What just happened? Tesla has recalled 54,676 Model X vehicles manufactured between 2021 and 2023 over a faulty controller that could fail to detect the level of brake fluid in the car and not display a warning light. Driving a car with low brake fluid could hamper braking performance, thereby posing a safety risk to the occupants, as well as other road users.
In a support article confirming the recall, Tesla said that it has already issued a free over-the-air (OTA) software update (version 2023.32.7) to fix the issue. The updated software "corrects the vehicle controller's set threshold range at low brake fluid levels" and ensures compliance with Federal Motor Vehicle Safety Standard (FMVSS) 135, Section 5.5.4.
The fix started rolling out on September 28, 2023, and is now available to all affected vehicles not using Full Self Driving (FSD) Beta. For vehicles with FSD Beta, the fix will be rolled out with the next scheduled software release. Model X owners can check if their vehicle is affected by the recall by using either Tesla's own VIN Recall search or the National Highway Transportation Safety Administration's (NHTSA) VIN Recall search tools.

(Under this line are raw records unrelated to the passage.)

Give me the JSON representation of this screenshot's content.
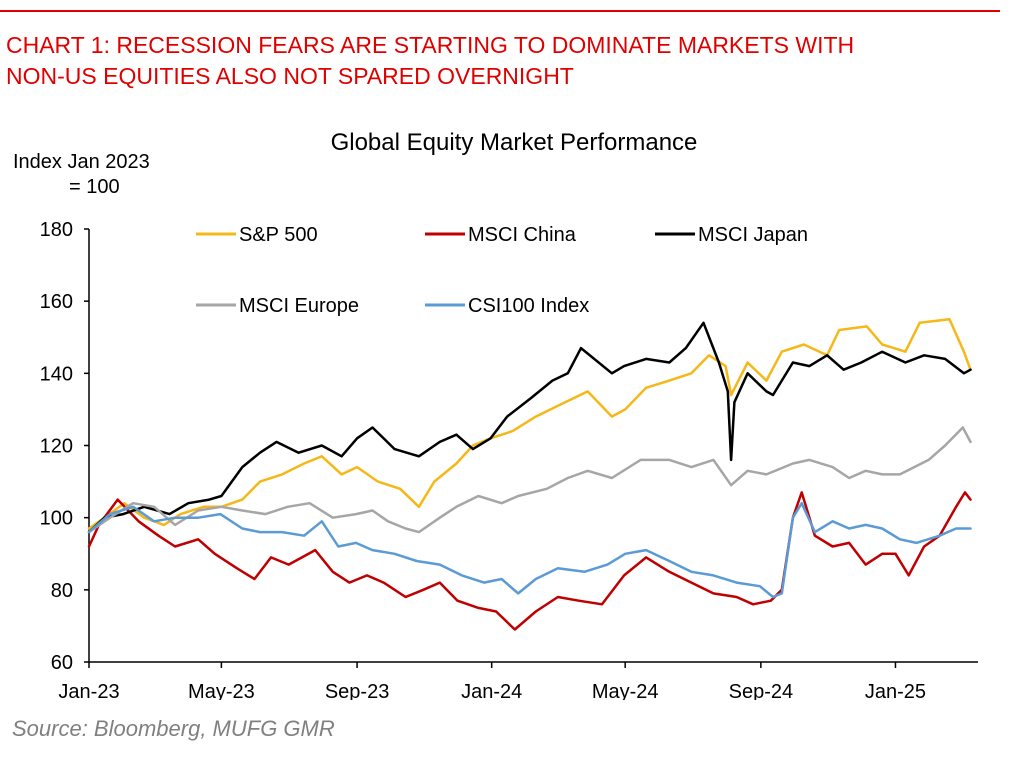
{
  "headline": {
    "line1": "CHART 1: RECESSION FEARS ARE STARTING TO DOMINATE MARKETS WITH",
    "line2": "NON-US EQUITIES ALSO NOT SPARED OVERNIGHT"
  },
  "source": "Source: Bloomberg, MUFG GMR",
  "colors": {
    "headline": "#e00000",
    "source": "#808080"
  },
  "chart_data": {
    "type": "line",
    "title": "Global Equity Market Performance",
    "ylabel_line1": "Index Jan 2023",
    "ylabel_line2": "= 100",
    "ylim": [
      60,
      180
    ],
    "yticks": [
      "60",
      "80",
      "100",
      "120",
      "140",
      "160",
      "180"
    ],
    "xlim": [
      "2023-01-01",
      "2025-03-15"
    ],
    "xticks": [
      {
        "label": "Jan-23",
        "date": "2023-01-01"
      },
      {
        "label": "May-23",
        "date": "2023-05-01"
      },
      {
        "label": "Sep-23",
        "date": "2023-09-01"
      },
      {
        "label": "Jan-24",
        "date": "2024-01-01"
      },
      {
        "label": "May-24",
        "date": "2024-05-01"
      },
      {
        "label": "Sep-24",
        "date": "2024-09-01"
      },
      {
        "label": "Jan-25",
        "date": "2025-01-01"
      }
    ],
    "grid": false,
    "legend_position": "top-center",
    "series": [
      {
        "name": "S&P 500",
        "color": "#f6b818",
        "points": [
          [
            "2023-01-01",
            97
          ],
          [
            "2023-01-15",
            100
          ],
          [
            "2023-02-02",
            104
          ],
          [
            "2023-02-20",
            100
          ],
          [
            "2023-03-10",
            98
          ],
          [
            "2023-03-25",
            101
          ],
          [
            "2023-04-15",
            103
          ],
          [
            "2023-05-01",
            103
          ],
          [
            "2023-05-20",
            105
          ],
          [
            "2023-06-05",
            110
          ],
          [
            "2023-06-25",
            112
          ],
          [
            "2023-07-15",
            115
          ],
          [
            "2023-07-31",
            117
          ],
          [
            "2023-08-18",
            112
          ],
          [
            "2023-09-01",
            114
          ],
          [
            "2023-09-20",
            110
          ],
          [
            "2023-10-10",
            108
          ],
          [
            "2023-10-27",
            103
          ],
          [
            "2023-11-10",
            110
          ],
          [
            "2023-11-30",
            115
          ],
          [
            "2023-12-15",
            120
          ],
          [
            "2023-12-31",
            122
          ],
          [
            "2024-01-20",
            124
          ],
          [
            "2024-02-10",
            128
          ],
          [
            "2024-03-01",
            131
          ],
          [
            "2024-03-28",
            135
          ],
          [
            "2024-04-19",
            128
          ],
          [
            "2024-05-01",
            130
          ],
          [
            "2024-05-20",
            136
          ],
          [
            "2024-06-10",
            138
          ],
          [
            "2024-06-30",
            140
          ],
          [
            "2024-07-16",
            145
          ],
          [
            "2024-07-31",
            142
          ],
          [
            "2024-08-05",
            134
          ],
          [
            "2024-08-20",
            143
          ],
          [
            "2024-09-06",
            138
          ],
          [
            "2024-09-20",
            146
          ],
          [
            "2024-10-10",
            148
          ],
          [
            "2024-10-31",
            145
          ],
          [
            "2024-11-11",
            152
          ],
          [
            "2024-12-06",
            153
          ],
          [
            "2024-12-20",
            148
          ],
          [
            "2025-01-10",
            146
          ],
          [
            "2025-01-23",
            154
          ],
          [
            "2025-02-19",
            155
          ],
          [
            "2025-03-04",
            146
          ],
          [
            "2025-03-10",
            141
          ]
        ]
      },
      {
        "name": "MSCI China",
        "color": "#c00000",
        "points": [
          [
            "2023-01-01",
            92
          ],
          [
            "2023-01-10",
            98
          ],
          [
            "2023-01-27",
            105
          ],
          [
            "2023-02-15",
            99
          ],
          [
            "2023-03-05",
            95
          ],
          [
            "2023-03-20",
            92
          ],
          [
            "2023-04-10",
            94
          ],
          [
            "2023-04-25",
            90
          ],
          [
            "2023-05-15",
            86
          ],
          [
            "2023-05-31",
            83
          ],
          [
            "2023-06-15",
            89
          ],
          [
            "2023-07-01",
            87
          ],
          [
            "2023-07-25",
            91
          ],
          [
            "2023-08-10",
            85
          ],
          [
            "2023-08-25",
            82
          ],
          [
            "2023-09-10",
            84
          ],
          [
            "2023-09-25",
            82
          ],
          [
            "2023-10-15",
            78
          ],
          [
            "2023-10-31",
            80
          ],
          [
            "2023-11-15",
            82
          ],
          [
            "2023-12-01",
            77
          ],
          [
            "2023-12-20",
            75
          ],
          [
            "2024-01-05",
            74
          ],
          [
            "2024-01-22",
            69
          ],
          [
            "2024-02-10",
            74
          ],
          [
            "2024-03-01",
            78
          ],
          [
            "2024-03-20",
            77
          ],
          [
            "2024-04-10",
            76
          ],
          [
            "2024-04-30",
            84
          ],
          [
            "2024-05-20",
            89
          ],
          [
            "2024-06-10",
            85
          ],
          [
            "2024-06-30",
            82
          ],
          [
            "2024-07-20",
            79
          ],
          [
            "2024-08-10",
            78
          ],
          [
            "2024-08-25",
            76
          ],
          [
            "2024-09-10",
            77
          ],
          [
            "2024-09-20",
            80
          ],
          [
            "2024-09-30",
            100
          ],
          [
            "2024-10-08",
            107
          ],
          [
            "2024-10-20",
            95
          ],
          [
            "2024-11-05",
            92
          ],
          [
            "2024-11-20",
            93
          ],
          [
            "2024-12-05",
            87
          ],
          [
            "2024-12-20",
            90
          ],
          [
            "2025-01-01",
            90
          ],
          [
            "2025-01-13",
            84
          ],
          [
            "2025-01-27",
            92
          ],
          [
            "2025-02-10",
            95
          ],
          [
            "2025-02-25",
            103
          ],
          [
            "2025-03-05",
            107
          ],
          [
            "2025-03-10",
            105
          ]
        ]
      },
      {
        "name": "MSCI Japan",
        "color": "#000000",
        "points": [
          [
            "2023-01-01",
            96
          ],
          [
            "2023-01-15",
            100
          ],
          [
            "2023-02-01",
            101
          ],
          [
            "2023-02-20",
            103
          ],
          [
            "2023-03-15",
            101
          ],
          [
            "2023-04-01",
            104
          ],
          [
            "2023-04-20",
            105
          ],
          [
            "2023-05-01",
            106
          ],
          [
            "2023-05-20",
            114
          ],
          [
            "2023-06-05",
            118
          ],
          [
            "2023-06-20",
            121
          ],
          [
            "2023-07-10",
            118
          ],
          [
            "2023-07-31",
            120
          ],
          [
            "2023-08-18",
            117
          ],
          [
            "2023-09-01",
            122
          ],
          [
            "2023-09-15",
            125
          ],
          [
            "2023-10-05",
            119
          ],
          [
            "2023-10-27",
            117
          ],
          [
            "2023-11-15",
            121
          ],
          [
            "2023-11-30",
            123
          ],
          [
            "2023-12-15",
            119
          ],
          [
            "2023-12-31",
            122
          ],
          [
            "2024-01-15",
            128
          ],
          [
            "2024-02-05",
            133
          ],
          [
            "2024-02-25",
            138
          ],
          [
            "2024-03-10",
            140
          ],
          [
            "2024-03-22",
            147
          ],
          [
            "2024-04-19",
            140
          ],
          [
            "2024-04-30",
            142
          ],
          [
            "2024-05-20",
            144
          ],
          [
            "2024-06-10",
            143
          ],
          [
            "2024-06-25",
            147
          ],
          [
            "2024-07-11",
            154
          ],
          [
            "2024-07-25",
            143
          ],
          [
            "2024-08-02",
            135
          ],
          [
            "2024-08-05",
            116
          ],
          [
            "2024-08-08",
            132
          ],
          [
            "2024-08-20",
            140
          ],
          [
            "2024-09-06",
            135
          ],
          [
            "2024-09-12",
            134
          ],
          [
            "2024-09-30",
            143
          ],
          [
            "2024-10-15",
            142
          ],
          [
            "2024-10-31",
            145
          ],
          [
            "2024-11-15",
            141
          ],
          [
            "2024-12-01",
            143
          ],
          [
            "2024-12-20",
            146
          ],
          [
            "2025-01-10",
            143
          ],
          [
            "2025-01-27",
            145
          ],
          [
            "2025-02-15",
            144
          ],
          [
            "2025-03-04",
            140
          ],
          [
            "2025-03-10",
            141
          ]
        ]
      },
      {
        "name": "MSCI Europe",
        "color": "#a6a6a6",
        "points": [
          [
            "2023-01-01",
            96
          ],
          [
            "2023-01-20",
            100
          ],
          [
            "2023-02-10",
            104
          ],
          [
            "2023-03-01",
            103
          ],
          [
            "2023-03-20",
            98
          ],
          [
            "2023-04-10",
            102
          ],
          [
            "2023-05-01",
            103
          ],
          [
            "2023-05-20",
            102
          ],
          [
            "2023-06-10",
            101
          ],
          [
            "2023-06-30",
            103
          ],
          [
            "2023-07-20",
            104
          ],
          [
            "2023-08-10",
            100
          ],
          [
            "2023-08-31",
            101
          ],
          [
            "2023-09-15",
            102
          ],
          [
            "2023-09-29",
            99
          ],
          [
            "2023-10-15",
            97
          ],
          [
            "2023-10-27",
            96
          ],
          [
            "2023-11-15",
            100
          ],
          [
            "2023-11-30",
            103
          ],
          [
            "2023-12-20",
            106
          ],
          [
            "2024-01-10",
            104
          ],
          [
            "2024-01-25",
            106
          ],
          [
            "2024-02-20",
            108
          ],
          [
            "2024-03-10",
            111
          ],
          [
            "2024-03-28",
            113
          ],
          [
            "2024-04-19",
            111
          ],
          [
            "2024-05-15",
            116
          ],
          [
            "2024-06-10",
            116
          ],
          [
            "2024-06-30",
            114
          ],
          [
            "2024-07-20",
            116
          ],
          [
            "2024-08-05",
            109
          ],
          [
            "2024-08-20",
            113
          ],
          [
            "2024-09-06",
            112
          ],
          [
            "2024-09-30",
            115
          ],
          [
            "2024-10-15",
            116
          ],
          [
            "2024-11-05",
            114
          ],
          [
            "2024-11-20",
            111
          ],
          [
            "2024-12-05",
            113
          ],
          [
            "2024-12-20",
            112
          ],
          [
            "2025-01-05",
            112
          ],
          [
            "2025-01-31",
            116
          ],
          [
            "2025-02-15",
            120
          ],
          [
            "2025-03-03",
            125
          ],
          [
            "2025-03-10",
            121
          ]
        ]
      },
      {
        "name": "CSI100 Index",
        "color": "#5b9bd5",
        "points": [
          [
            "2023-01-01",
            96
          ],
          [
            "2023-01-20",
            101
          ],
          [
            "2023-02-10",
            103
          ],
          [
            "2023-03-01",
            99
          ],
          [
            "2023-03-20",
            100
          ],
          [
            "2023-04-10",
            100
          ],
          [
            "2023-04-30",
            101
          ],
          [
            "2023-05-20",
            97
          ],
          [
            "2023-06-05",
            96
          ],
          [
            "2023-06-25",
            96
          ],
          [
            "2023-07-15",
            95
          ],
          [
            "2023-07-31",
            99
          ],
          [
            "2023-08-15",
            92
          ],
          [
            "2023-08-31",
            93
          ],
          [
            "2023-09-15",
            91
          ],
          [
            "2023-10-05",
            90
          ],
          [
            "2023-10-25",
            88
          ],
          [
            "2023-11-15",
            87
          ],
          [
            "2023-12-05",
            84
          ],
          [
            "2023-12-25",
            82
          ],
          [
            "2024-01-10",
            83
          ],
          [
            "2024-01-25",
            79
          ],
          [
            "2024-02-10",
            83
          ],
          [
            "2024-03-01",
            86
          ],
          [
            "2024-03-25",
            85
          ],
          [
            "2024-04-15",
            87
          ],
          [
            "2024-05-01",
            90
          ],
          [
            "2024-05-20",
            91
          ],
          [
            "2024-06-10",
            88
          ],
          [
            "2024-06-30",
            85
          ],
          [
            "2024-07-20",
            84
          ],
          [
            "2024-08-10",
            82
          ],
          [
            "2024-08-31",
            81
          ],
          [
            "2024-09-12",
            78
          ],
          [
            "2024-09-20",
            79
          ],
          [
            "2024-09-30",
            100
          ],
          [
            "2024-10-08",
            104
          ],
          [
            "2024-10-20",
            96
          ],
          [
            "2024-11-05",
            99
          ],
          [
            "2024-11-20",
            97
          ],
          [
            "2024-12-05",
            98
          ],
          [
            "2024-12-20",
            97
          ],
          [
            "2025-01-05",
            94
          ],
          [
            "2025-01-20",
            93
          ],
          [
            "2025-02-10",
            95
          ],
          [
            "2025-02-25",
            97
          ],
          [
            "2025-03-10",
            97
          ]
        ]
      }
    ]
  }
}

The affected Model X vehicles were in violation of the Federal Motor Vehicle Safety Standard, as low brake fluid levels could alter brake pedal feel or negatively impact braking performance, thereby increasing the risk of collision. However, Tesla says that at this point, it is not aware of any crashes, injuries or deaths because of this bug.
Like most other Tesla recalls, the defect will be fully fixed with the software update, and owners do not need to take the vehicle to a workshop to address the issue. New vehicles will come with the fix preinstalled, meaning buyers won't have to worry about updating their cars to the latest software to ensure that they're not affected by the bug.
There's a lot of talk about whether these software fixes should be called 'recalls' or whether the NHTSA should find an alternative term for them. According to many Tesla enthusiasts, recall is a legacy term used to describe the process of physically hauling a vehicle back to the manufacturer or a workshop to fix a hardware problem, while most of Tesla's issues are easily solved with software updates. Either way, it's good that this particular problem was identified and fixed before any serious mishap despite some of the affected vehicles being on the road for two years.